Musik haram ??

Keharaman Bermain Musik Bukanlah Ijmak – CRCS UGM

Keharaman Bermain Musik Bukanlah Ijmak
Achmad Jauhari Umar – 29 April 2020

Banyak musisi kenamaan telah “hijrah”, tetapi tidak semua mengambil sikap keagamaan yang sama. Sebagian masih mau bermain musik, tetapi sebagian lain mengharamkan musik sama sekali. Satu faktor utama yang memengaruhi sikap ini ialah ustaz yang menjadi pembimbing hijrahnya. Di antara ustaz populer di Indonesia yang melarang bermain alat musik, entah eksplisit atau implisit, ialah Khalid Basalamah, Syafiq Basalamah, Firanda Andirja, Yazid Jawas, dan beberapa ustaz lain.
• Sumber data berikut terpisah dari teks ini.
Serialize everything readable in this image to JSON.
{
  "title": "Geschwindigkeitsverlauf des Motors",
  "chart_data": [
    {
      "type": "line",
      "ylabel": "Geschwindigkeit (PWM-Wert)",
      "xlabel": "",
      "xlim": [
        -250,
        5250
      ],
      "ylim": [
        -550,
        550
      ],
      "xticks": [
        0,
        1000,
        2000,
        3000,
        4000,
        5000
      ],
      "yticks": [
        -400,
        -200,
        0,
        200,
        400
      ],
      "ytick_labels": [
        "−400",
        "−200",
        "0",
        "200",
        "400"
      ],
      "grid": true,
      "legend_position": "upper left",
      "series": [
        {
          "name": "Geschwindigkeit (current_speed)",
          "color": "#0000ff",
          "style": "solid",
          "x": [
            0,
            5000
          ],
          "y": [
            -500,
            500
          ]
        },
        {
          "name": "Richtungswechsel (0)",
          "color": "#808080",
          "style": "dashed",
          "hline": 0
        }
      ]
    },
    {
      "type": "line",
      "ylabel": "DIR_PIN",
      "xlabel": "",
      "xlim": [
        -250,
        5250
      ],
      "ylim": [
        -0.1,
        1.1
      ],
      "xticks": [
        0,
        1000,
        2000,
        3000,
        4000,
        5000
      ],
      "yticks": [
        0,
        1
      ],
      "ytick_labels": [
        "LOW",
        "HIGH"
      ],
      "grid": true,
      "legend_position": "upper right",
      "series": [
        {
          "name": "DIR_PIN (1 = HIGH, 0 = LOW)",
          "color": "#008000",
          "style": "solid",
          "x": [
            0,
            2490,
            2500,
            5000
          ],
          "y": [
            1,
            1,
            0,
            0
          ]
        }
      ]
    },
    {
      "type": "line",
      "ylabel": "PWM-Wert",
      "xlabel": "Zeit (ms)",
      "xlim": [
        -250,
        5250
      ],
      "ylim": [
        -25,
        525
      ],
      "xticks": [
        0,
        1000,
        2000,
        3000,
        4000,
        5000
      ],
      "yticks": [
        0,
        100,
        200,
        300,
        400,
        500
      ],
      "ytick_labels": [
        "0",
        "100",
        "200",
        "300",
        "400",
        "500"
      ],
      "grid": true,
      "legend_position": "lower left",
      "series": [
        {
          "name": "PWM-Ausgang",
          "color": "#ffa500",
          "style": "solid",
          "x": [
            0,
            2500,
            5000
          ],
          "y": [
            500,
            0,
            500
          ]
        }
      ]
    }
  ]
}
Mereka yang mengharamkan musik biasanya merujuk pada dalil dari QS Luqman [31]:6 yang terjemahannya berbunyi: “Dan di antara manusia (ada) orang yang membeli perkataan yang tidak berguna untuk menyesatkan (manusia) dari jalan Allah tanpa pengetahuan dan menjadikan jalan Allah itu olok-olokan. Mereka akan memperoleh azab yang menghinakan.” Oleh yang mengharamkan musik, frasa “perkataan yang tidak berguna” (dalam lafal Arabnya: “lahwal-hadits”) kerap ditafsirkan mencakup bermain alat musik, dengan referensi para penafsir generasi Sahabat yang memahaminya demikian.

Dalil lain yang kerap dinukil untuk mengharamkan musik ialah hadis riwayat Al-Bukhari yang terjemahannya berbunyi, “Sungguh akan ada sebagian dari umatku yang menghalalkan zina, sutera, minuman keras, dan alat-alat musik.” Penyejajaran alat-alat musik dengan zina dan minuman keras ini memunculkan pandangan dari kalangan ahli fikih, termasuk tak sedikit dari ahli fikih mazhab empat, bahwa jika seseorang merusak alat musik, maka ia tidak harus menggantinya; atau jika seseorang mencuri alat musik, dia tidak dipotong tangannya; karena alat musik, seperti minuman keras, adalah alat untuk berdosa.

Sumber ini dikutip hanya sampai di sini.